La mitad de la variación les da a los investigadores de la socialización bastante trabajo. Sin embargo, este no consiste en probar que el entorno como un todo tiene efectos sobre los niños, sino en probar que aquellos aspectos particulares del entorno en los que están interesados —pongamos por caso los métodos educativos de los padres— tienen efectos sobre los niños. Y a mi juicio no lo han demostrado. Sí, los padres competentes tienden a tener niños competentes; pero eso podría deberse a la herencia. Sí, los niños a los que se les ha tratado bien tienden a ser más agradables que aquellos a los que se ha tratado ásperamente; pero eso puede deberse a los efectos del trato de los niños hacia sus padres.
A los investigadores de la socialización no les gusta la idea de que algunos de los efectos de los que ellos informan puedan ser debidos a las semejanzas heredadas por los niños de sus padres biológicos; rara vez mencionan esa posibilidad en sus artículos publicados. Pero la idea de que los niños tienen efectos sobre sus padres —que la relación es de dos direcciones— ha ido ganando aceptación gradualmente.[16] Casi cada artículo que plantea una correlación entre las conductas de los padres y los hijos incluye ahora, cerca ya del final del texto, una apostilla que admite que la dirección de la causa y el efecto no está clara, que la correlación de la que se informa puede ser debida al efecto de los niños sobre los padres, antes que (o además de) al efecto de los padres sobre los niños. La apostilla tiene la misma utilidad que el aviso de las autoridades sanitarias en el paquete de cigarrillos: la ley dice que ha de figurar, pero nadie le hace caso alguno.

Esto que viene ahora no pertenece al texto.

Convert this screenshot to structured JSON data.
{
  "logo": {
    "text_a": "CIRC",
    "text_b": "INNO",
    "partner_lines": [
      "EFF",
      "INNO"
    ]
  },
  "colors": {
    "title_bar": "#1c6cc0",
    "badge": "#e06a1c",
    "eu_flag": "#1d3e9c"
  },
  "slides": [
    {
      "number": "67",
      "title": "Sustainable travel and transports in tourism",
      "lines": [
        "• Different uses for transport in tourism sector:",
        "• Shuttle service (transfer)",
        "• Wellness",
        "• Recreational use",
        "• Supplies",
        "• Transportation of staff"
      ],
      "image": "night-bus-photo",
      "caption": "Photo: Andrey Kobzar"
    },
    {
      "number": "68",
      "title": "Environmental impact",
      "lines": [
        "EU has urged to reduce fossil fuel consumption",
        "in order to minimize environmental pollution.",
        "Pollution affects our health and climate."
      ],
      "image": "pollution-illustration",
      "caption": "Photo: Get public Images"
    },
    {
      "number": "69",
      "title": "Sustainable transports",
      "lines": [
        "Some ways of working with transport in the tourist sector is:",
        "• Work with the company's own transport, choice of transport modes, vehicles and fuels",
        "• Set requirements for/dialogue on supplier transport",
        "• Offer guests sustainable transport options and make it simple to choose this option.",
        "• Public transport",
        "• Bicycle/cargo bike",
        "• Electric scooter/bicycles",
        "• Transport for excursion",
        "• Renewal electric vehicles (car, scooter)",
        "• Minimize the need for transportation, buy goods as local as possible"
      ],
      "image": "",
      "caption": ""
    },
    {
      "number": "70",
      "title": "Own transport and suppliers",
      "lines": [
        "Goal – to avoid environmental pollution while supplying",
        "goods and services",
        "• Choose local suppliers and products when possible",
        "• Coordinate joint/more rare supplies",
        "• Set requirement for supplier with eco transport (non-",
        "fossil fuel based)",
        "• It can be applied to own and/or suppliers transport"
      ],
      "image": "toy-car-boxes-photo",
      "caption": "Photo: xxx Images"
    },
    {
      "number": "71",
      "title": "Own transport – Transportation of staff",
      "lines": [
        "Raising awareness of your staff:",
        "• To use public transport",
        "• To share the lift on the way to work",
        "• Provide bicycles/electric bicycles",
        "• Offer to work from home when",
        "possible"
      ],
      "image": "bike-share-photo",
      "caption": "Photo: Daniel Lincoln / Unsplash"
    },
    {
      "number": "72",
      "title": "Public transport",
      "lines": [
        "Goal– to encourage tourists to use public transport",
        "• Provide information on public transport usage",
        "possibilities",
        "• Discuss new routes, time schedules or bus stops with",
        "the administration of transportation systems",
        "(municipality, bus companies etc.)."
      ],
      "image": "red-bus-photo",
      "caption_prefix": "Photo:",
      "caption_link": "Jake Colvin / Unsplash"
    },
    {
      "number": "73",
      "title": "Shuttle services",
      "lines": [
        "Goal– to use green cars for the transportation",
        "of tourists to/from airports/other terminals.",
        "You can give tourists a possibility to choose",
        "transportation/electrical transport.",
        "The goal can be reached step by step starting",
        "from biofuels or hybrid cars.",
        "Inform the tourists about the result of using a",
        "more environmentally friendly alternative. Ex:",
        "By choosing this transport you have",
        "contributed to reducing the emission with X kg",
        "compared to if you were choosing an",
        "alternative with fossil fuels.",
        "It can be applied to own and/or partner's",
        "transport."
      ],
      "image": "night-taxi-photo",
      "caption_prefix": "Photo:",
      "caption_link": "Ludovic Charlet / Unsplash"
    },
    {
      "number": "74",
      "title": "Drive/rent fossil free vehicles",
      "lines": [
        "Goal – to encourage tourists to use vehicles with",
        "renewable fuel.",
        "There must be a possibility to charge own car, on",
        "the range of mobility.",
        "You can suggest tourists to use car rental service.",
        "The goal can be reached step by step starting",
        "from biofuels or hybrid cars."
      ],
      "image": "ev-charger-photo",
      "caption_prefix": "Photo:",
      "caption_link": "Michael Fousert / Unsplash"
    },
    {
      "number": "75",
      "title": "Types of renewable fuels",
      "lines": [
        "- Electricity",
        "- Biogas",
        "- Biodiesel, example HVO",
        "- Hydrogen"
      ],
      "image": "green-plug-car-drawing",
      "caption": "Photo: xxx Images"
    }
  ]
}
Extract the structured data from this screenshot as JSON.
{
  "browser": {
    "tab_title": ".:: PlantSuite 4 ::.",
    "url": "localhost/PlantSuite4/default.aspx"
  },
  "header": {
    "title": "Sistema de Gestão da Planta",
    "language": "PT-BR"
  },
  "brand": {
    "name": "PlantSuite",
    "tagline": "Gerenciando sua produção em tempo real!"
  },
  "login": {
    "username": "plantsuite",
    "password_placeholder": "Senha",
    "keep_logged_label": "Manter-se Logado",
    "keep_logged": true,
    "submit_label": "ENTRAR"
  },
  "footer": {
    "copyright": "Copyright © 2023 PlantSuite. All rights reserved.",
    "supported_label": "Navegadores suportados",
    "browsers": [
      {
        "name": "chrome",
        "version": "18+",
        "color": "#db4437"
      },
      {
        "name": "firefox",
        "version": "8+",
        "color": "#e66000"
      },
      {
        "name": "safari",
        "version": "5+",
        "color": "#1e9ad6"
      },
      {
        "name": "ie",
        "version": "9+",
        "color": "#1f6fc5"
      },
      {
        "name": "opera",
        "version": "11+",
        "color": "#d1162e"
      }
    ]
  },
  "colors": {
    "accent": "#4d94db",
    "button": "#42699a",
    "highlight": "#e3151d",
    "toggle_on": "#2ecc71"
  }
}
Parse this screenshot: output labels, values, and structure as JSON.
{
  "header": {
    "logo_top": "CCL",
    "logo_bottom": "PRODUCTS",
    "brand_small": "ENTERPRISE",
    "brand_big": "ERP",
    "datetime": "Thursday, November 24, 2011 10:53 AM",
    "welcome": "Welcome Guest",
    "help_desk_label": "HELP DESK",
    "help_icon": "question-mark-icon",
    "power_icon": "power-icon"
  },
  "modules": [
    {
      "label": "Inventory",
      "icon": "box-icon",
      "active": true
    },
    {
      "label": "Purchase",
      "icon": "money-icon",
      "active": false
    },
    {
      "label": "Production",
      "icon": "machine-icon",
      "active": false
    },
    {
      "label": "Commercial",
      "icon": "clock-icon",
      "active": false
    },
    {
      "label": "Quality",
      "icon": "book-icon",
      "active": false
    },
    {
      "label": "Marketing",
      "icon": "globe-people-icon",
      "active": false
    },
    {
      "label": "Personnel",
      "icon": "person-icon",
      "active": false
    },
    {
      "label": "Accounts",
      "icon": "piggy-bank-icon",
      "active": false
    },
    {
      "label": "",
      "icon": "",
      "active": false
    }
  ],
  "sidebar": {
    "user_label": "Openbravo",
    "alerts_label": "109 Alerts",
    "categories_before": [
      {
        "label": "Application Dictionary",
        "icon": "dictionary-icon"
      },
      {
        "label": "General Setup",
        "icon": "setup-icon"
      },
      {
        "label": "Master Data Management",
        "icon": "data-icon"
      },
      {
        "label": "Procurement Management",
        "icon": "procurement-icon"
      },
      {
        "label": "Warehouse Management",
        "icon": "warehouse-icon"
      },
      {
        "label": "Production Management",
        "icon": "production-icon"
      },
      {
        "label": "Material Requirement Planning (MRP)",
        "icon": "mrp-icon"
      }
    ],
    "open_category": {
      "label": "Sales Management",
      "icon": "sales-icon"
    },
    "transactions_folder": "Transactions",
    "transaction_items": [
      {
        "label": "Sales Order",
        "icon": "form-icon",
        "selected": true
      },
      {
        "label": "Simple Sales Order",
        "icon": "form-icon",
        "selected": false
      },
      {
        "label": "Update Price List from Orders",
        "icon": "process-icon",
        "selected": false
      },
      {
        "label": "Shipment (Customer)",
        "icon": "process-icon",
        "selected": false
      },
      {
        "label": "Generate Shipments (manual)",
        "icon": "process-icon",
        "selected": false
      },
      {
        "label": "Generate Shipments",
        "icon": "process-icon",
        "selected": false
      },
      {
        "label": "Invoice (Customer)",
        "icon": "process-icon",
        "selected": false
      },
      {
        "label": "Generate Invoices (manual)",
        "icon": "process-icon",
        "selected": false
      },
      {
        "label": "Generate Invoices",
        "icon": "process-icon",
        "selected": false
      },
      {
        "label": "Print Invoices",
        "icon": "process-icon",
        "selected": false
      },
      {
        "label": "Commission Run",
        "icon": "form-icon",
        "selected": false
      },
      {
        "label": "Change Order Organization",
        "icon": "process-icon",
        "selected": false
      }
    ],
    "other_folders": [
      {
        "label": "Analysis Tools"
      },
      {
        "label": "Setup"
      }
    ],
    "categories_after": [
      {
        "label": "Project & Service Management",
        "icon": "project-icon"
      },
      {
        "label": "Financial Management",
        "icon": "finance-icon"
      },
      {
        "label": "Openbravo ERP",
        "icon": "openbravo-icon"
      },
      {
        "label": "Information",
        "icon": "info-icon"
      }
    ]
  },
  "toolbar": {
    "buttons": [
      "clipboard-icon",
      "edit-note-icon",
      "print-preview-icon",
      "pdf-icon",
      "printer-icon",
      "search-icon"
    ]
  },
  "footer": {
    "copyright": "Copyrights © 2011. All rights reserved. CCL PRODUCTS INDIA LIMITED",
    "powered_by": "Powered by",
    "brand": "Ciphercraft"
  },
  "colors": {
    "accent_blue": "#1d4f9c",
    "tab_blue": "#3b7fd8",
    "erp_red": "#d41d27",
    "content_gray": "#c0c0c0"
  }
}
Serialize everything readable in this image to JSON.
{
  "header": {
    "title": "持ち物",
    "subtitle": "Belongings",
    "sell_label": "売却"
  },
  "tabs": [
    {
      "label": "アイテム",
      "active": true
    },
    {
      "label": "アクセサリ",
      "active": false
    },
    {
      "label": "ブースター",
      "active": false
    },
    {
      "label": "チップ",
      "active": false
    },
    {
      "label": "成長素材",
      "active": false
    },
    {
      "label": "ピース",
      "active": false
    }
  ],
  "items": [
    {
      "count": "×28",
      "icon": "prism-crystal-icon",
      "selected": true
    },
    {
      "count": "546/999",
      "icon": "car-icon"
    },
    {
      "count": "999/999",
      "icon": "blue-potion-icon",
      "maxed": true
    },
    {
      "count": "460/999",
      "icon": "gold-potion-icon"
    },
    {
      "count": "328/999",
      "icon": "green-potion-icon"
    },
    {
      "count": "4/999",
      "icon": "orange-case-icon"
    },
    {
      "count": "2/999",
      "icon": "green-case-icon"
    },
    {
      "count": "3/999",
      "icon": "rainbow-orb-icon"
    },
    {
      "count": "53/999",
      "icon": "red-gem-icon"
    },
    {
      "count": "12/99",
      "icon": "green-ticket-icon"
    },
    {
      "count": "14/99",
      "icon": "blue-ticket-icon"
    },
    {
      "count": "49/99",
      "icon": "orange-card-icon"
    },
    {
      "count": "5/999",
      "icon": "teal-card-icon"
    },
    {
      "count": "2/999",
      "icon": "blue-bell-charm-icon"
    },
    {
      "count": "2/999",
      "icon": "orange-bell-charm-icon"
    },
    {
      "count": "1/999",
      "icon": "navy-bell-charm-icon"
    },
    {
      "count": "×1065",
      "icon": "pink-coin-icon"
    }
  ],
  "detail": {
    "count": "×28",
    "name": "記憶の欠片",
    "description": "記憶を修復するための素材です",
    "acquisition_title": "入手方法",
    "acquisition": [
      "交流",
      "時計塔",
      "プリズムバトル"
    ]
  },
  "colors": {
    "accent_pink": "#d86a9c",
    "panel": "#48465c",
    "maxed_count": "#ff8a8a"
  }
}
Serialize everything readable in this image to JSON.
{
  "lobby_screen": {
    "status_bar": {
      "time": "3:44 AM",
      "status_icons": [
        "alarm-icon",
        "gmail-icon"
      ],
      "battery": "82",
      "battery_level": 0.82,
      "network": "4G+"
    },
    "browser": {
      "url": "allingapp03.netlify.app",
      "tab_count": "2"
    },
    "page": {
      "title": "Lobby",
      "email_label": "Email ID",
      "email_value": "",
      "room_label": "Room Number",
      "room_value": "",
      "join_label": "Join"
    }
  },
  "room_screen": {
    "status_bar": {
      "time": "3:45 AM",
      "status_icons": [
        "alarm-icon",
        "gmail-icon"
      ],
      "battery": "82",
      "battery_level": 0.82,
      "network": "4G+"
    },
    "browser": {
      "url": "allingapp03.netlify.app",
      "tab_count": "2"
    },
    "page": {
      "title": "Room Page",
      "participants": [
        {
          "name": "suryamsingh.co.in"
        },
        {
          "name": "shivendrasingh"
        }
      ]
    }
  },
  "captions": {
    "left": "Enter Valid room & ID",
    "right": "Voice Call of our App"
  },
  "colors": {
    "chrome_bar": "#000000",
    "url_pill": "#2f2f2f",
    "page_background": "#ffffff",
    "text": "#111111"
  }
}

Mi impresión es que los investigadores de la socialización creen que los efectos de los niños sobre los padres existen, pero que tales efectos se encuentran en los datos de otras personas. Interpretan sus propios resultados ambiguos en función de la asunción de los principios tradicionales de la educación de los niños, y ello porque estos no han sido nunca cuestionados. Su investigación no está concebida para probar la hipótesis de que el entorno proporcionado por los padres tiene efectos duraderos sobre la conducta y la personalidad de los niños: no se considera una hipótesis que deba ser probada, sino un hecho.
Poner en cuestión las creencias tradicionales sobre la crianza de los hijos es mi objetivo. En este capítulo te he hablado acerca de algunos de los defectos de las pruebas que se usan para apoyarlas. En el siguiente te hablaré acerca de las pruebas contra esas creencias.